Wan Loong James Mok1, Jade Kua Phek Hui2, John Carson Allen3 Regine Lim Li Ying4 Cassandra Mah Zi Yuan5 Tan Wei Ern Jonathan6
1 KK Womens and Childrens Hospital, 100 Bukit Timah Road Singapore 229899, firstname.lastname@example.org
2 KK Womens and Childrens Hospital, 100 Bukit Timah Road Singapore 229899, email@example.com
3 Duke-NUS Graduate Medical School, 8 College Road #04-31 Singapore 169857, firstname.lastname@example.org
4 Hwa Chong Institution, 661 Bukit Timah Road Singapore 269734, email@example.com
5 Hwa Chong Institution, 661 Bukit Timah Road Singapore 269734, firstname.lastname@example.org
6 Hwa Chong Institution, 661 Bukit Timah Road Singapore 269734, email@example.com
Burn injuries are prevalent worldwide. In Singapore, burn injuries are the third most common cause of injury amongst children. Caregiver first aid can mitigate the devastating effects of paediatric burn injuries, however, knowledge has been lacking due to poor public health education. Our aim was to raise the level of knowledge regarding paediatric burns first aid by determining current deficiencies and assessing the efficacy of a short, structured educational intervention.

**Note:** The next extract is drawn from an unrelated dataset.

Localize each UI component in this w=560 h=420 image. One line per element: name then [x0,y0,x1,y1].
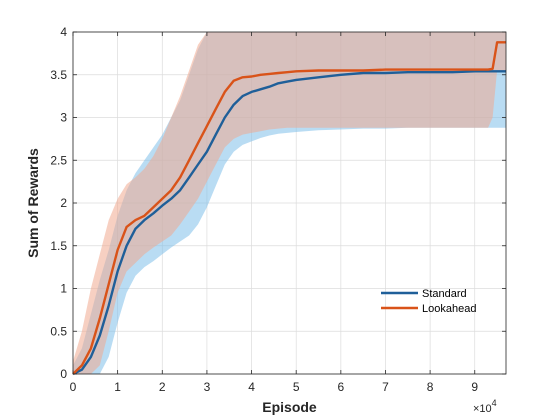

Over a 12-week period, 263 caregivers were surveyed at the paediatric emergency department and burns clinic of KK Women’s and Children’s Hospital. The questionnaire recorded caregiver demographics and knowledge of burns first aid pre-intervention. A pictorial educational poster was then given to each caregiver, together with standardised burns first aid advice. The survey resumed thereafter and the post-intervention questions were completed.
Of the 263 surveys conducted, 248 complete responses were obtained. We found a statistically significant increase in knowledge of caregivers immediately following the intervention. A statistically significant predictor of improved post-interventional scores was the caregivers’ highest educational level. >60% of caregivers felt a topical agent was essential in burns first aid, which reflected a particular predilection in Asian communities such as in Singapore.
Our study shows it is possible to correct knowledge gaps in the immediate period through a simple pictorial guide, regardless of educational background. Our study also identified a short, structured method for a focused national educational campaign to decrease paediatric burn incidence.
Prevention, Caregiver Education, Bystander First Aid, Paediatric Burns
Dr James Mok is a Senior Resident in Plastic Surgery and Adjunct Research Fellow from Duke-NUS Singapore. He is actively involved in the management of paediatric burns, of which amounts to 400 injuries yearly. Dr Mok is keen to reduce the incidence of injury and morbidity through education and device based therapies. He is always exploring new, effective, less painful ways to treat paediatric burns. He is a strong advocate for simple, effective education and prevention, especially on a national level.